The action is being brought under the Civil Rights act of 1964 and the Civil Service Reform Act, which protects so-called “whistleblowers.”

According to the complaint, Sgt. Cannon is seeking court action to require the police department to either remove or discipline managers who failed to practice equal hiring or factored race into promotions, additionally, Cannon is seeking additional training within the department to identify, investigate and stop further discrimination.

In 2014, Cannon first filed a complaint with the South Bend Human Rights Commission, alleging racial discrimination. The Equal Employment Opportunity Commissions (EEOC) investigated for more than 180 days and sided with Cannon, issuing him a “Right to Sue Letter.” So he filed suit:

Defendants, TEACHMAN, THE CITY, AND THE DEPARTMENT through his/its agents, discriminated against Plaintiff in terms and conditions of employment and promotions. Cannon alleges the City of South Bend and its police department have a “long history of denying promotions” to qualified African American officers, as well as a “long history of disparate treatment” when it came to denying promotions to qualified African American officers. The case references a 2014 promotional choice in which three, non-minority, officers were promoted from the rank of sergeant to the rank of lieutenant. Cannon claims he did not apply because another lieutenant was already seeking a “lateral” transfer to that shift, alleging the “ordinary custom” was to grant lateral transfers before promotions. Further, the discrimination complaint alleges it was not known that the department would be hiring for two additional lieutenant positions.
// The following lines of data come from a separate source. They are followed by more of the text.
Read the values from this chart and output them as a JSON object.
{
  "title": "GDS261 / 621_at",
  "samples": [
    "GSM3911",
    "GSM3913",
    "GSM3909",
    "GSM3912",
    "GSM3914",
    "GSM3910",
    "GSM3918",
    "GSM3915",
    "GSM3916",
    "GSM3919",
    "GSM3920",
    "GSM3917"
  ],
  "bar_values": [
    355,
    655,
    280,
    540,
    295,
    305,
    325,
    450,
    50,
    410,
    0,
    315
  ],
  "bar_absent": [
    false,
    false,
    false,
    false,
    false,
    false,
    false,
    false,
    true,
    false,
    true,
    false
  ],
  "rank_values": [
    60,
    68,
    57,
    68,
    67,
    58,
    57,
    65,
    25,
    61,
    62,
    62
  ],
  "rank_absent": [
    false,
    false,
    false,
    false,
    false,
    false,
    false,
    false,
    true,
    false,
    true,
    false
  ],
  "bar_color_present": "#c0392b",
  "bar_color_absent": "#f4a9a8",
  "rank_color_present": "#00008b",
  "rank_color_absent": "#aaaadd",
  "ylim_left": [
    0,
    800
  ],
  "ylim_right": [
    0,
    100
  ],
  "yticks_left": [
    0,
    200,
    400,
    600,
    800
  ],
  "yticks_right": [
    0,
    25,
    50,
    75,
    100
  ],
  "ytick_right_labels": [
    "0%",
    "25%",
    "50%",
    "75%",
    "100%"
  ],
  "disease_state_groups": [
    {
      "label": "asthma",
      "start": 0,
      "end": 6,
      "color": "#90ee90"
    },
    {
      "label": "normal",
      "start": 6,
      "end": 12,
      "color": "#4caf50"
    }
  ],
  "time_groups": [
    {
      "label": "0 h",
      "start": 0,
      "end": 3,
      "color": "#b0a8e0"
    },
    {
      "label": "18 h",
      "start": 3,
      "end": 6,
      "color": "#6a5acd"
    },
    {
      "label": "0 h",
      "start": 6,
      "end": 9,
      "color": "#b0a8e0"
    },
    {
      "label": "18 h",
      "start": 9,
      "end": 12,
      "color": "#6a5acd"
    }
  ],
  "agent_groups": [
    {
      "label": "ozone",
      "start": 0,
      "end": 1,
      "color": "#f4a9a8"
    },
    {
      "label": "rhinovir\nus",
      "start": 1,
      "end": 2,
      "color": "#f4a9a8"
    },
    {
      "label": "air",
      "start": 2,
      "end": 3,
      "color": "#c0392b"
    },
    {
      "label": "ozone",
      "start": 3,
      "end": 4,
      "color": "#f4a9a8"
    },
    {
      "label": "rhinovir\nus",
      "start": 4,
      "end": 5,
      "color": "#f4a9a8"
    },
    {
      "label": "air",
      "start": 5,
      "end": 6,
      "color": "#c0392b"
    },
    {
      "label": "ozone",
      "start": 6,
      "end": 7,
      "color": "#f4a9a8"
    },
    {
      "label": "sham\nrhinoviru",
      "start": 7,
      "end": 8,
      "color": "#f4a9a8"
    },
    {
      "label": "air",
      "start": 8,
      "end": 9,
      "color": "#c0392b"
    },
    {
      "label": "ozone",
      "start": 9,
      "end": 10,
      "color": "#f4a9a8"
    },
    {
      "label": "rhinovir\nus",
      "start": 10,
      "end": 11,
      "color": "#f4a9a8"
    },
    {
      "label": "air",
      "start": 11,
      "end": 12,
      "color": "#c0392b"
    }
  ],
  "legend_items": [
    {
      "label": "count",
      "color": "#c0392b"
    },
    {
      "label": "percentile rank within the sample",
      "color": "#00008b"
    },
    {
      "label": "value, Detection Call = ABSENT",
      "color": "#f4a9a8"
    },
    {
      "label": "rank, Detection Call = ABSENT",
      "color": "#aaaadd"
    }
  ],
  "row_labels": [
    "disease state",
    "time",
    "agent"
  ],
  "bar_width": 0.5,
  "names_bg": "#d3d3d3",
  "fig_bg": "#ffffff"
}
One of which, was appointed to a newly created position, the leader of the “Gang Violence Intervention Unit.” Cannon claims he has more seniority than the officer appointed to that lieutenant position, and has “vastly superior experience in Gang Violence Intervention.” As a member of a protected group based on Race, Cannon argues in his complaint that the department and its highest officers “discriminated and continue to discriminate” in the terms and conditions of his employment based on his race. Secondly, Cannon alleges retaliation in his complaint, arguing he was denied opportunities for employment after he opposed the police department’s hiring and promoting practices. The complaint seeks injunctive action to stop any alleged discriminatory practices, including the monitoring of EEO compliance. Cannon also seeks an order retroactively establishing to the rank of Lieutenant “to which he was entitled by virtue of his seniority, experience, work history and qualifications,” and damages for lost compensation. The City of South Bend declined to comment because the case is ongoing.